Я ещё раз попросил его найти Кенстриджа. Для простого гражданского у него сохранилось невероятное чувство связей в галактических эгрегорах, может, хоть он сумеет понять то, что мне уже некому будет рассказать.
Разыскать Лиану не просил, зачем бередить старые раны. Она сейчас уже совсем взрослая опытная женщина, если бы захотела, сама бы меня нашла. Пусть это остаётся, как есть. Мы давно простились.
А ещё я спросил Паллова, можно ли верить в такие случайности, как наша с ним встреча на борту «Изабеллы Гриер». Это я спросил, кажется, зря.
Потом я долго лежал, пытаясь не сойти с ума от этого непрекращающегося диалога в голове, ел что-то абсолютно безвкусное для моего истерзанного зубами языка, ждал наступления очередного урока.
Странное существование, не могу сейчас понять, откуда такой фатализм, откуда такая уверенность в собственной обязанности всё это терпеть? Ни одна из моих разнообразных инкарнаций не была способна на такое. Человек, идущий напролом через все трудности, встающие на его пути, идущий упорно, с непреодолимой волей к победе…
Да, там были мои Учителя.
Учителя, всегда разные, но всегда похожие в своей жестокости.
Учителя не настоящие. Тот, другой, он не показывался до сих пор, давая понять: «Единственный твой вопрос останется без ответа. Тогда ты будешь готов, тогда я приду. И отвечу тебе со всей возможной прямотой». Оставалась усталость, горечь от привкуса очередного пути, с такой лёгкостью отброшенного мной и стоившего моему телу очередной порции ужаса.

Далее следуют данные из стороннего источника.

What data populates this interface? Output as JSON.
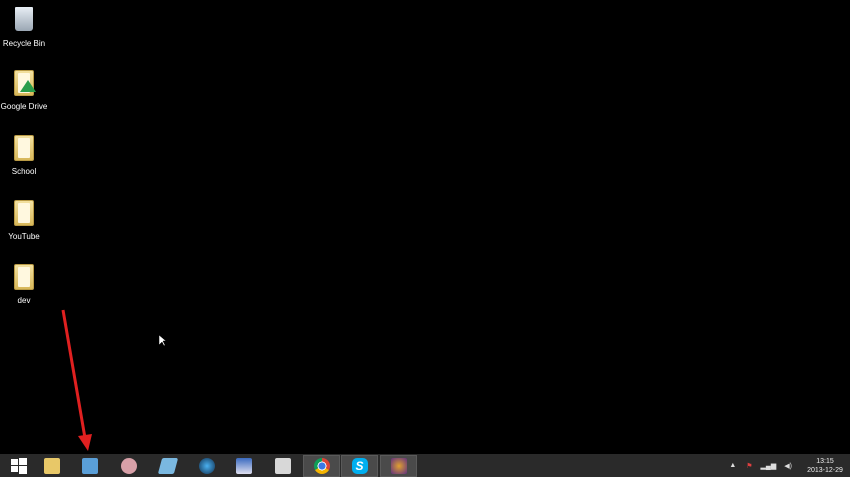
{
  "desktop_icons": [
    {
      "label": "Recycle Bin",
      "icon": "recycle-bin-icon"
    },
    {
      "label": "Google Drive",
      "icon": "google-drive-folder-icon"
    },
    {
      "label": "School",
      "icon": "folder-icon"
    },
    {
      "label": "YouTube",
      "icon": "folder-icon"
    },
    {
      "label": "dev",
      "icon": "folder-icon"
    }
  ],
  "taskbar": {
    "items": [
      "start-icon",
      "file-explorer-icon",
      "remote-desktop-icon",
      "snipping-tool-icon",
      "notepad-icon",
      "media-player-icon",
      "paint-icon",
      "video-capture-icon",
      "chrome-icon",
      "skype-icon",
      "game-icon"
    ]
  },
  "tray": {
    "time": "13:15",
    "date": "2013-12-29"
  },
  "colors": {
    "taskbar": "#2a2a2a",
    "annotation_arrow": "#e02020"
  }
}
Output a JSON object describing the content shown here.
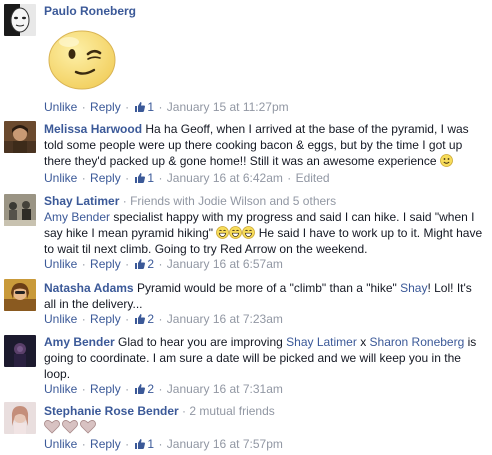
{
  "comments": [
    {
      "author": "Paulo Roneberg",
      "sticker_icon": "winking-face-sticker",
      "actions": {
        "unlike": "Unlike",
        "reply": "Reply",
        "likes": "1",
        "time": "January 15 at 11:27pm"
      }
    },
    {
      "author": "Melissa Harwood",
      "text": "Ha ha Geoff, when I arrived at the base of the pyramid, I was told some people were up there cooking bacon & eggs, but by the time I got up there they'd packed up & gone home!! Still it was an awesome experience",
      "emoji": "smile-emoji",
      "actions": {
        "unlike": "Unlike",
        "reply": "Reply",
        "likes": "1",
        "time": "January 16 at 6:42am",
        "edited": "Edited"
      }
    },
    {
      "author": "Shay Latimer",
      "context": "Friends with Jodie Wilson and 5 others",
      "mention": "Amy Bender",
      "text_part1": "specialist happy with my progress and said I can hike. I said \"when I say hike I mean pyramid hiking\"",
      "emoji": "grinning-emoji",
      "text_part2": "He said I have to work up to it. Might have to wait til next climb. Going to try Red Arrow on the weekend.",
      "actions": {
        "unlike": "Unlike",
        "reply": "Reply",
        "likes": "2",
        "time": "January 16 at 6:57am"
      }
    },
    {
      "author": "Natasha Adams",
      "text_part1": "Pyramid would be more of a \"climb\" than a \"hike\"",
      "mention": "Shay",
      "text_part2": "! Lol! It's all in the delivery...",
      "actions": {
        "unlike": "Unlike",
        "reply": "Reply",
        "likes": "2",
        "time": "January 16 at 7:23am"
      }
    },
    {
      "author": "Amy Bender",
      "text_part1": "Glad to hear you are improving",
      "mention1": "Shay Latimer",
      "connector": "x",
      "mention2": "Sharon Roneberg",
      "text_part2": "is going to coordinate. I am sure a date will be picked and we will keep you in the loop.",
      "actions": {
        "unlike": "Unlike",
        "reply": "Reply",
        "likes": "2",
        "time": "January 16 at 7:31am"
      }
    },
    {
      "author": "Stephanie Rose Bender",
      "context": "2 mutual friends",
      "hearts_icon": "heart-icon",
      "actions": {
        "unlike": "Unlike",
        "reply": "Reply",
        "likes": "1",
        "time": "January 16 at 7:57pm"
      }
    }
  ],
  "colors": {
    "link": "#3b5998",
    "meta": "#9197a3",
    "text": "#141823",
    "sticker_yellow": "#f7dc7e",
    "heart_fill": "#d8c2c2"
  }
}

Оставался всё повышающий тона гул голосов в голове и всё утончающийся мостик через пропасть сумасшествия. Оставались всё новые шрамы.
Десять дней пронеслись мимо, я узнавал всех своих Учителей, чужого я просто не принял бы, однако впоследствии мне удалось с достаточной уверенностью вспомнить лишь одного.
Это был Симах Нуари, соорн-инфарх Сиерика. Тсауни. Как он здесь очутился, я не видел на орбите ни единого их прекрасного корабля.
— Знаешь, вы были моими любимыми учениками. Ты и Первый. Как часто мне придётся жалеть, что у вас не было наших крылий?
— Летящий, скажи мне, почему я делаю это?
— Либо дорога твоя велит тебе, и тогда тебе должно смириться, либо кто-то другой её предопределяет, в таком случае тебе стоит бороться. А может, это просто ведёт тебя смерть. Тут уж нужно выбирать. Ты бы порадовался подобной возможности?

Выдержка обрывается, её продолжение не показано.